LB / VIP  ->  apiserver (active/active, 3x)        # stateless, all serve
              controller-manager (3x, 1 leader)    # leader-elected
              scheduler          (3x, 1 leader)    # leader-elected
              etcd (3 or 5 members, odd, Raft)     # stacked OR external

Control-plane checklist:

3+ control-plane nodes; API behind LB/VIP; ctrl-mgr & scheduler leader-elected
etcd member count odd (3/5); on fast low-latency disks
etcd snapshots automated, off-cluster, and restore-tested
Secret encryption-at-rest enabled; etcd TLS + access locked down
AuthN configured (certs/OIDC), RBAC least-privilege, admission policy enforced
Control-plane ↔ kubelet version skew within support

Test your understanding¶

Try each before opening the answer drawer. The act of trying is the exercise; the answer is the check.

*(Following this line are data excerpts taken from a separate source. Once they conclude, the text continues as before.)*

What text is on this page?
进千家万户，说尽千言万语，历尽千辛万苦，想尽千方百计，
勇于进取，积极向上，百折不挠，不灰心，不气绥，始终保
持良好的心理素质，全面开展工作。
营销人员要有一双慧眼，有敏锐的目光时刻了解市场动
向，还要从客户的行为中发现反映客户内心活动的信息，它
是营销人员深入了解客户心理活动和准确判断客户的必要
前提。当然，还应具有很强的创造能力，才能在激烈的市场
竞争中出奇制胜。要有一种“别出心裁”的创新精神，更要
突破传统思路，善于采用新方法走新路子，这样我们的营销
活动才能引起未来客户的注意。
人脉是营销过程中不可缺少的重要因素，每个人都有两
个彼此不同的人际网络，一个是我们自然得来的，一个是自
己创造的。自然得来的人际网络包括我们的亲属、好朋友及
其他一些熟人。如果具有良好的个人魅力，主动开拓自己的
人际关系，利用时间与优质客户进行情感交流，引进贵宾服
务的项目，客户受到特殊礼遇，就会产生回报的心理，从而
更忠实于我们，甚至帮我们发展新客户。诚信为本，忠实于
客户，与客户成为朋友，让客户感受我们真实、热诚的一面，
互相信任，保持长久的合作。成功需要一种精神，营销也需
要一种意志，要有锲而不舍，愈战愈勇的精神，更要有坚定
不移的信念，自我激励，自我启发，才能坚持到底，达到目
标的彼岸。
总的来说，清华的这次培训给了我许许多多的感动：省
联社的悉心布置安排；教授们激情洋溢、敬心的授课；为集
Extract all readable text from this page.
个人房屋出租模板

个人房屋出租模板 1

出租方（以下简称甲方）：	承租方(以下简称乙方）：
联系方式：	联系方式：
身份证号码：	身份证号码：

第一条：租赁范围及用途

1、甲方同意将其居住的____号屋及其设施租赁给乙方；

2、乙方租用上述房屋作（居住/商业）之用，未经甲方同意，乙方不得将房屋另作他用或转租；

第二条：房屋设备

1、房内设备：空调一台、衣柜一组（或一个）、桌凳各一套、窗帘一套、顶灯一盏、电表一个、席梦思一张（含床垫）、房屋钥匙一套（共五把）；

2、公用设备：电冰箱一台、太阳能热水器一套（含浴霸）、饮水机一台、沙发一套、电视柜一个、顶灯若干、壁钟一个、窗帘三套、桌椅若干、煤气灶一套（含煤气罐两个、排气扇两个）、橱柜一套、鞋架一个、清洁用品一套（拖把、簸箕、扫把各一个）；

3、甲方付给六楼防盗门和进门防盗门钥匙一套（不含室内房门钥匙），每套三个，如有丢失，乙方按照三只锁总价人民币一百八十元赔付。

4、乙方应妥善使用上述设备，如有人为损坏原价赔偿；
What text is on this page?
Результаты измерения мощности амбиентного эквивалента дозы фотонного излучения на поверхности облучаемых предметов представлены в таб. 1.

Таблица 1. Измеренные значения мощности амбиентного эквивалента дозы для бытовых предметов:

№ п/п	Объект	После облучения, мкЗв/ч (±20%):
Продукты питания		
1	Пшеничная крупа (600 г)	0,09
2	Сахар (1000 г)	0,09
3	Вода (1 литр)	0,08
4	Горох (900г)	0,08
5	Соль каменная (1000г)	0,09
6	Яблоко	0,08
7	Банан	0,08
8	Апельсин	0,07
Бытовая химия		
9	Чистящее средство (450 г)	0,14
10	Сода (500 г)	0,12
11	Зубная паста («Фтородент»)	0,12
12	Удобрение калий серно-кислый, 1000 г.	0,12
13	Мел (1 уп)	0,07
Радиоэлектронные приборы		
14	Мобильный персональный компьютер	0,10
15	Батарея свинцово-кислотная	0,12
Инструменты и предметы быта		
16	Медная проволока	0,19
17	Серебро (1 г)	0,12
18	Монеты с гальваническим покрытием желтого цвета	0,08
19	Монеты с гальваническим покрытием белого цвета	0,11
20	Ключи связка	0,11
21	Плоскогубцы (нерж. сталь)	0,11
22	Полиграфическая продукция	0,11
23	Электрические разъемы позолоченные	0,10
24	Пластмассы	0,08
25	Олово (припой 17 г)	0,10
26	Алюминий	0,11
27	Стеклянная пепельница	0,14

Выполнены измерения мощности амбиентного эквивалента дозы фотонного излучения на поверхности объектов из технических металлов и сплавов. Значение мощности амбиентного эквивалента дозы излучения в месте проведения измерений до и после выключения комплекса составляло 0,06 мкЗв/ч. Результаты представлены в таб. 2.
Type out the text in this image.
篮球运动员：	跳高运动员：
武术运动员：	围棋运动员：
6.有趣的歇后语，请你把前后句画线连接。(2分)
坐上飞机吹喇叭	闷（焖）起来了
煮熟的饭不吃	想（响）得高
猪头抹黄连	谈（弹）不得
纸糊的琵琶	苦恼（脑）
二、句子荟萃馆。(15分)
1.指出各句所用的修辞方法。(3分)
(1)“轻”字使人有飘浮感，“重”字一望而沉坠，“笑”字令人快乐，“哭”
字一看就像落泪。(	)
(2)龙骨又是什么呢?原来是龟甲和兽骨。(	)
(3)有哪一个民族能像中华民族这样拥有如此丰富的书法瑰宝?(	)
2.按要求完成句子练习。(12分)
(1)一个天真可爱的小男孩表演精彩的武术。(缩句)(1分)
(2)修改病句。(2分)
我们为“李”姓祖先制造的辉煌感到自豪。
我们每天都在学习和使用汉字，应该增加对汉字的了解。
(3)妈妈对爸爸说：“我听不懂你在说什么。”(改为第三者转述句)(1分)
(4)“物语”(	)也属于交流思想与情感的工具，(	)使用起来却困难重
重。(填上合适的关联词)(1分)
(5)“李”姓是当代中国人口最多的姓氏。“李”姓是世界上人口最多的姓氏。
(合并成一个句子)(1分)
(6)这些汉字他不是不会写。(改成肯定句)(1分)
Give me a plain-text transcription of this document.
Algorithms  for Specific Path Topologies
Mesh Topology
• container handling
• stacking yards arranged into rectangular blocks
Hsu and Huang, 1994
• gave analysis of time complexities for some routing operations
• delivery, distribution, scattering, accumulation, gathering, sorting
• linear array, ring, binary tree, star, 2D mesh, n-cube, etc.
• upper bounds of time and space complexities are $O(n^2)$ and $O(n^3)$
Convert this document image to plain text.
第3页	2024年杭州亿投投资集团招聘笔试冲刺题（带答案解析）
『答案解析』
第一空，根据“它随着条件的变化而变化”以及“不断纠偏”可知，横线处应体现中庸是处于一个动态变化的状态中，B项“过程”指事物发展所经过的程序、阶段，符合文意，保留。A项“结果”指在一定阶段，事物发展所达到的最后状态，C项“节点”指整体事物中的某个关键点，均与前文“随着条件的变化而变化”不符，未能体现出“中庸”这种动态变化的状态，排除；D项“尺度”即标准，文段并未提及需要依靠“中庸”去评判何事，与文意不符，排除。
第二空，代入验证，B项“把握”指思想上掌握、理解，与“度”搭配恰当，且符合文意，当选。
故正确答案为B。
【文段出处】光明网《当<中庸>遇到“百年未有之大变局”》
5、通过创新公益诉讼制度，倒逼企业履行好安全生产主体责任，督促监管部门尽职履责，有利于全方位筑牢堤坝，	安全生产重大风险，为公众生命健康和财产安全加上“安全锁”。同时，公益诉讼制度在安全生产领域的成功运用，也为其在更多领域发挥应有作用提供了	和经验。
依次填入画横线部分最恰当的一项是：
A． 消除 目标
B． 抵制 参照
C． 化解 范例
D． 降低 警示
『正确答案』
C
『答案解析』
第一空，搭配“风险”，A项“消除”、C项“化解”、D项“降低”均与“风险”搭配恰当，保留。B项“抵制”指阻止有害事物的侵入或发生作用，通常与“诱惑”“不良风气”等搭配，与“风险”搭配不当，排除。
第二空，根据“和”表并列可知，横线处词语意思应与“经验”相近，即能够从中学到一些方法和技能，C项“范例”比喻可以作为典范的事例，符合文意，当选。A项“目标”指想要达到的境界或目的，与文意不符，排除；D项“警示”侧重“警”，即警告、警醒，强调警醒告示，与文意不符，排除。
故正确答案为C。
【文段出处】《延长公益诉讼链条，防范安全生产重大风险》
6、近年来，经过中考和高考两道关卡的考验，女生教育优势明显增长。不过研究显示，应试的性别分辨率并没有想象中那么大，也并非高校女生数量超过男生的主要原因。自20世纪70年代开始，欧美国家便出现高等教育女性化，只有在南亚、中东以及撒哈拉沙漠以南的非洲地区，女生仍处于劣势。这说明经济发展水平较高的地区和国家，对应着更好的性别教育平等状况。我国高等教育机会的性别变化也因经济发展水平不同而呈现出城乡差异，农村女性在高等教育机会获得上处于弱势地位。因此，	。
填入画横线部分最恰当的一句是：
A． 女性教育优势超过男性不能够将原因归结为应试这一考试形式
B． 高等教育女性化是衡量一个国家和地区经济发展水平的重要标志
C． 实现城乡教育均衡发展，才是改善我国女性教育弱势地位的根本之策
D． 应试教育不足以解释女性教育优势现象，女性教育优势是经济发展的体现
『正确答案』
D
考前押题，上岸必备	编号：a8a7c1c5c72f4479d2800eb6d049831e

The API server's admission pipeline runs mutating webhooks before validating webhooks. Why does this order matter, and what would go wrong if it were reversed?

Show answer
Mutating webhooks can inject sidecars, set defaults, or stamp labels — they change the object. Validators must inspect the *final* object before it's persisted, so any mutation must happen first. If reversed, a mutating webhook could add a non-compliant field (e.g., a privileged sidecar) after validation already approved the object, defeating the policy (see §kube-apiserver — the only door, stages 4-6).
Your team proposes a 4-member etcd cluster "because more replicas means more availability". Why is this strictly worse than 3 members?

Show answer
Raft quorum needs a majority, so 4 still needs 3 to commit a write — the *same* failure tolerance as 3 (tolerates 1 loss) but with one more machine that can fail. You've increased the probability of a member being down without buying any extra failure tolerance. Always use odd member counts; 3 for most clusters, 5 for very large/critical (see §etcd — single source of truth, quorum table).
You observe kubectl edit deployment catalog rejecting your write with "the object has been modified; please apply your changes to the latest version". What's happening at the API/storage layer and what's the right response?

Show answer
Optimistic concurrency: the object's `resourceVersion` advanced between your read and write (some other client/controller wrote first), so the compare-and-swap failed with 409 Conflict. The right response is to re-read the current object and re-apply — this is the mechanism working, not a bug. Server-Side Apply with explicit field ownership avoids most of these (see §How it works under the hood, `resourceVersion`).
A Pod sits in Pending for ten minutes with no events about node binding. Walk through which control-plane component is most likely at fault and how you'd confirm.

Show answer
The scheduler couldn't find a feasible node — likely because no node satisfies the Pod's resource requests, nodeSelector, or tolerated taints. Confirm with `kubectl describe pod` (events will show `FailedScheduling` with the per-node reason from the filtering phase). The scheduler logs the rejection per filter plugin (see §kube-scheduler — what it decides, filtering phase).
Hands-on extension: on any cluster, run kubectl -n kube-system get lease and identify the leader controller-manager/scheduler. Kill that Pod (kubectl delete pod). What should you observe in the lease?

What you should see
The lease's `holderIdentity` flips to a standby replica within a few seconds (the lease duration / renewal window), and that replica resumes reconciliation. If you have only one controller-manager replica (single control-plane node like kind), the lease stays held by the new Pod the same Deployment recreates — no failover, just restart. This is leader election as plain Kubernetes objects (see §How it works under the hood, leader election).